= Albert Letchford =

English artist

Albert Letchford (1866–1905) was an English artist who lived in Italy, best known for his portraits of Sir Richard Francis Burton and his illustrations for the 1897 edition of The Book of the Thousand Nights and a Night.

==Life==

Albert Letchford was born in Trieste in 1866, the son of Thomas and Eliza Letchford. He completed his artistic training in Venice and Paris, and travelled to Egypt where he made a living from small commissions.

He met Sir Richard Francis Burton at the house of the English novelist Ouida (Maria Louise Ramé) in Florence, though both were living in Trieste at the time.

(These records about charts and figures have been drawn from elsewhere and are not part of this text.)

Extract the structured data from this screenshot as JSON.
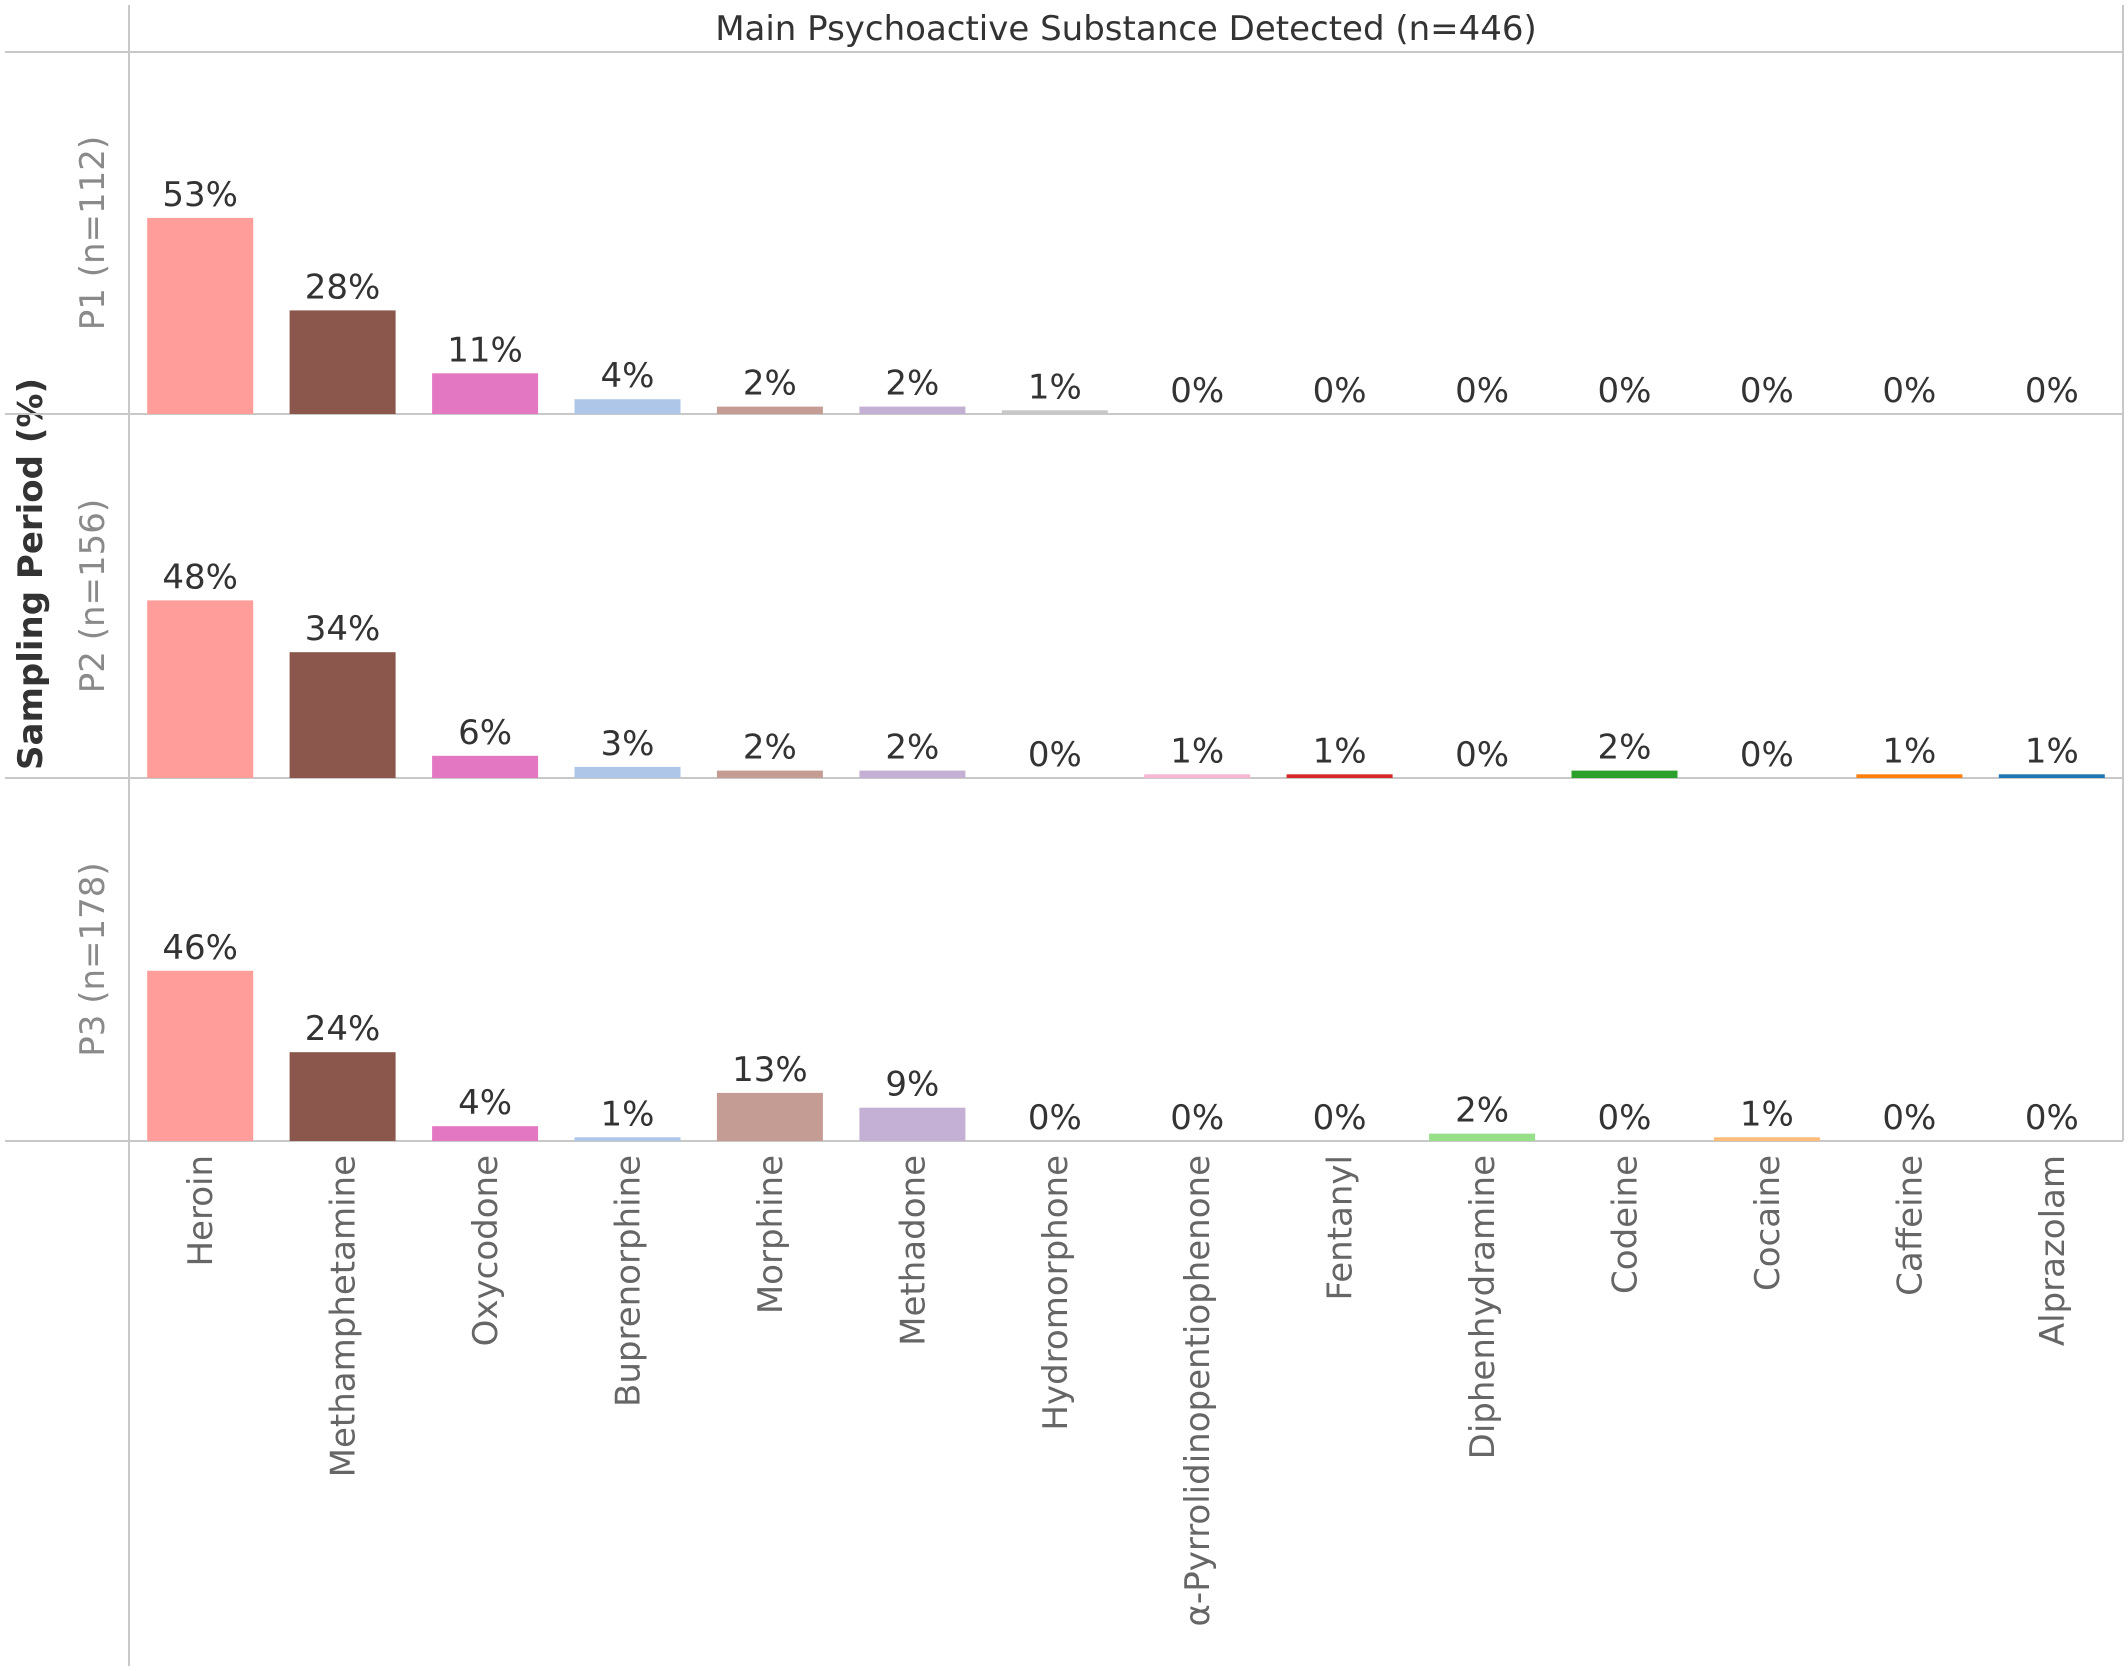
{
  "chart_data": {
    "type": "bar",
    "title": "Main Psychoactive Substance Detected (n=446)",
    "ylabel": "Sampling Period (%)",
    "ylim": [
      0,
      60
    ],
    "grid": false,
    "legend": "none",
    "categories": [
      "Heroin",
      "Methamphetamine",
      "Oxycodone",
      "Buprenorphine",
      "Morphine",
      "Methadone",
      "Hydromorphone",
      "α-Pyrrolidinopentiophenone",
      "Fentanyl",
      "Diphenhydramine",
      "Codeine",
      "Cocaine",
      "Caffeine",
      "Alprazolam"
    ],
    "colors": [
      "#ff9d9a",
      "#8b564b",
      "#e477c1",
      "#aec7e8",
      "#c49c94",
      "#c5b0d5",
      "#c7c7c7",
      "#f7b6d2",
      "#d62728",
      "#98df8a",
      "#2ca02c",
      "#ffbb78",
      "#ff7f0e",
      "#1f77b4"
    ],
    "series": [
      {
        "name": "P1 (n=112)",
        "values": [
          53,
          28,
          11,
          4,
          2,
          2,
          1,
          0,
          0,
          0,
          0,
          0,
          0,
          0
        ],
        "labels": [
          "53%",
          "28%",
          "11%",
          "4%",
          "2%",
          "2%",
          "1%",
          "0%",
          "0%",
          "0%",
          "0%",
          "0%",
          "0%",
          "0%"
        ]
      },
      {
        "name": "P2 (n=156)",
        "values": [
          48,
          34,
          6,
          3,
          2,
          2,
          0,
          1,
          1,
          0,
          2,
          0,
          1,
          1
        ],
        "labels": [
          "48%",
          "34%",
          "6%",
          "3%",
          "2%",
          "2%",
          "0%",
          "1%",
          "1%",
          "0%",
          "2%",
          "0%",
          "1%",
          "1%"
        ]
      },
      {
        "name": "P3 (n=178)",
        "values": [
          46,
          24,
          4,
          1,
          13,
          9,
          0,
          0,
          0,
          2,
          0,
          1,
          0,
          0
        ],
        "labels": [
          "46%",
          "24%",
          "4%",
          "1%",
          "13%",
          "9%",
          "0%",
          "0%",
          "0%",
          "2%",
          "0%",
          "1%",
          "0%",
          "0%"
        ]
      }
    ]
  }
}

Burton had been British Consul there since 1872.

Burton's wife Isabel commissioned Letchford to paint four views from the windows of Villa Gossleth (now Villa Economo), their residence in Trieste, and nine of their favourite interiors, including one of Burton studying in his bedroom. Letchford became the Burtons' "Court Painter", frequently working in their house, and painted a life-size portrait of Burton fencing. These paintings now form part of the Burton Collection, housed in Orleans House Gallery, London.

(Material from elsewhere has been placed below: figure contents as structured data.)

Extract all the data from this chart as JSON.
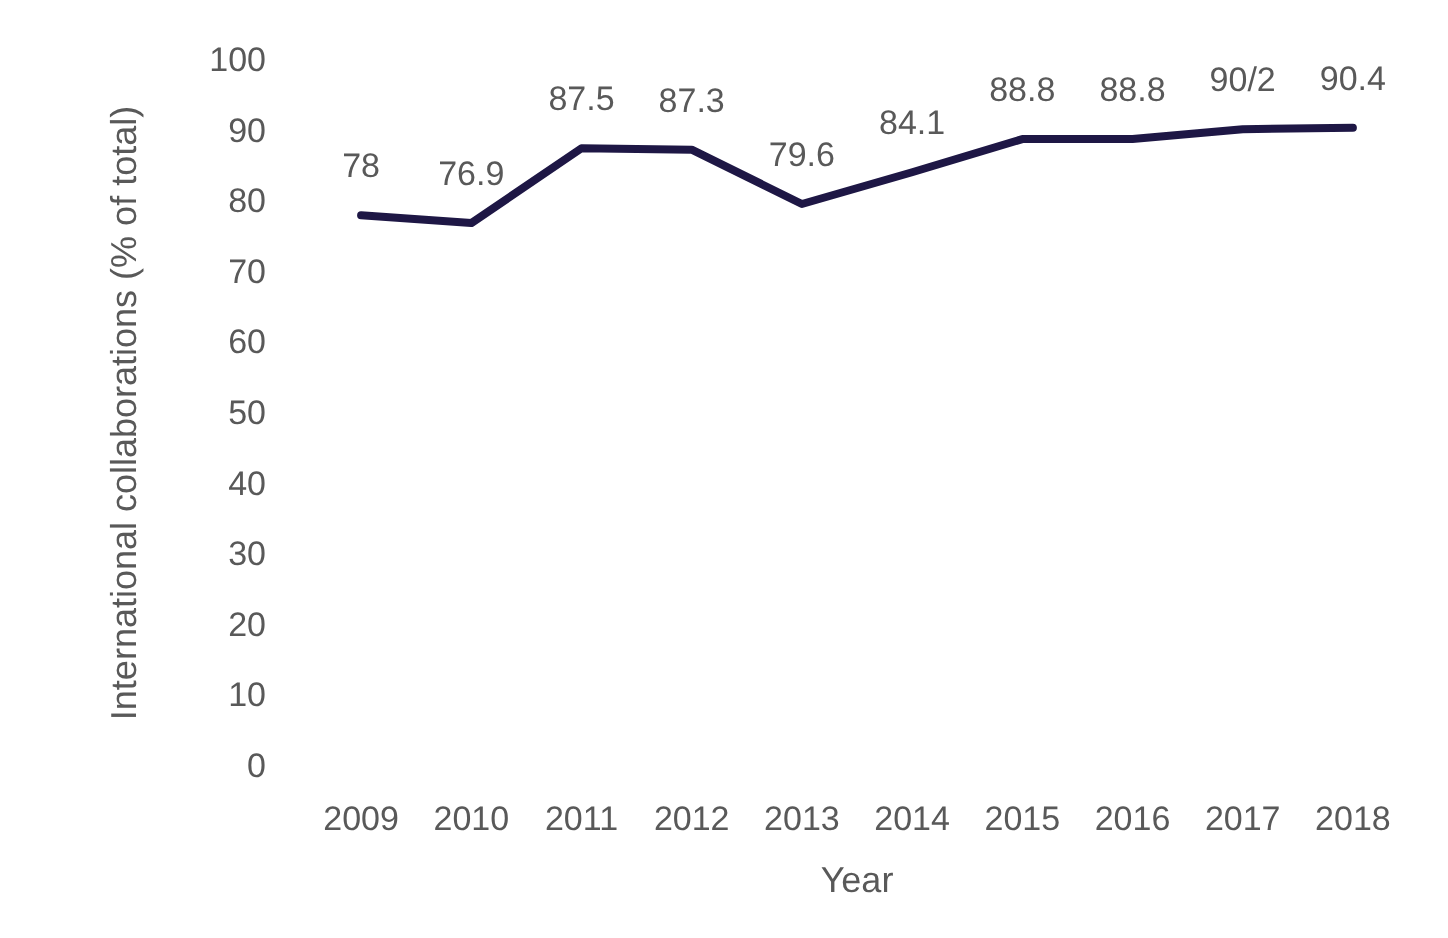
{
  "chart_data": {
    "type": "line",
    "xlabel": "Year",
    "ylabel": "International collaborations (% of total)",
    "categories": [
      "2009",
      "2010",
      "2011",
      "2012",
      "2013",
      "2014",
      "2015",
      "2016",
      "2017",
      "2018"
    ],
    "series": [
      {
        "color": "#1e1745",
        "values": [
          78,
          76.9,
          87.5,
          87.3,
          79.6,
          84.1,
          88.8,
          88.8,
          90.2,
          90.4
        ],
        "value_labels": [
          "78",
          "76.9",
          "87.5",
          "87.3",
          "79.6",
          "84.1",
          "88.8",
          "88.8",
          "90/2",
          "90.4"
        ]
      }
    ],
    "ylim": [
      0,
      100
    ],
    "yticks": [
      0,
      10,
      20,
      30,
      40,
      50,
      60,
      70,
      80,
      90,
      100
    ],
    "grid": false,
    "marker": "none",
    "line_style": "solid"
  }
}
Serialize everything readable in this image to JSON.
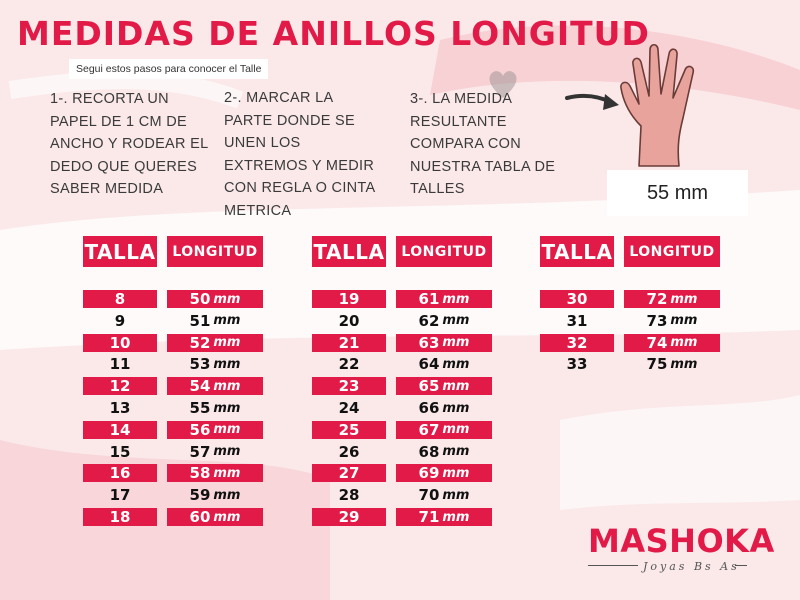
{
  "title": "MEDIDAS DE ANILLOS LONGITUD",
  "subtitle": "Segui estos pasos para conocer el Talle",
  "steps": [
    {
      "lines": [
        "1-. RECORTA  UN",
        "PAPEL DE 1 CM DE",
        "ANCHO Y RODEAR EL",
        "DEDO QUE QUERES",
        "SABER MEDIDA"
      ]
    },
    {
      "lines": [
        "2-. MARCAR LA",
        "PARTE DONDE SE",
        "UNEN LOS",
        "EXTREMOS Y MEDIR",
        "CON REGLA O CINTA",
        "METRICA"
      ]
    },
    {
      "lines": [
        "3-. LA MEDIDA",
        "RESULTANTE",
        "COMPARA CON",
        "NUESTRA TABLA DE",
        "TALLES"
      ]
    }
  ],
  "example_measure": "55 mm",
  "headers": {
    "talla": "TALLA",
    "longitud": "LONGITUD"
  },
  "unit": "mm",
  "tables": [
    {
      "rows": [
        {
          "talla": "8",
          "longitud": "50"
        },
        {
          "talla": "9",
          "longitud": "51"
        },
        {
          "talla": "10",
          "longitud": "52"
        },
        {
          "talla": "11",
          "longitud": "53"
        },
        {
          "talla": "12",
          "longitud": "54"
        },
        {
          "talla": "13",
          "longitud": "55"
        },
        {
          "talla": "14",
          "longitud": "56"
        },
        {
          "talla": "15",
          "longitud": "57"
        },
        {
          "talla": "16",
          "longitud": "58"
        },
        {
          "talla": "17",
          "longitud": "59"
        },
        {
          "talla": "18",
          "longitud": "60"
        }
      ]
    },
    {
      "rows": [
        {
          "talla": "19",
          "longitud": "61"
        },
        {
          "talla": "20",
          "longitud": "62"
        },
        {
          "talla": "21",
          "longitud": "63"
        },
        {
          "talla": "22",
          "longitud": "64"
        },
        {
          "talla": "23",
          "longitud": "65"
        },
        {
          "talla": "24",
          "longitud": "66"
        },
        {
          "talla": "25",
          "longitud": "67"
        },
        {
          "talla": "26",
          "longitud": "68"
        },
        {
          "talla": "27",
          "longitud": "69"
        },
        {
          "talla": "28",
          "longitud": "70"
        },
        {
          "talla": "29",
          "longitud": "71"
        }
      ]
    },
    {
      "rows": [
        {
          "talla": "30",
          "longitud": "72"
        },
        {
          "talla": "31",
          "longitud": "73"
        },
        {
          "talla": "32",
          "longitud": "74"
        },
        {
          "talla": "33",
          "longitud": "75"
        }
      ]
    }
  ],
  "brand": {
    "name": "MASHOKA",
    "tagline": "Joyas Bs As"
  },
  "colors": {
    "accent": "#e21a47",
    "background": "#fbe9ea",
    "hand": "#e9a39d"
  },
  "icons": [
    "hand-icon",
    "arrow-icon",
    "heart-icon"
  ]
}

On Burton's death on 20 October 1890, his widow commissioned Letchford to make plaster casts of Burton's head, hand and foot. He and his sister Daisy had become trusted acquaintances of Isabel who, fearing for her sanity, signed a power of attorney to her doctor and to Letchford, and appointed them as her executors.

After Isabel Burton's departure from Trieste for England, Letchford and his family moved to Naples, where he produced seventy-two illustrations for the 12-volume Library Edition of The Book of the Thousand Nights and a Night published by H.S.Nichols & Co, London in 1897.

He died in Naples on 24 July 1905 and was buried there in the English Cemetery, together with other members of his family.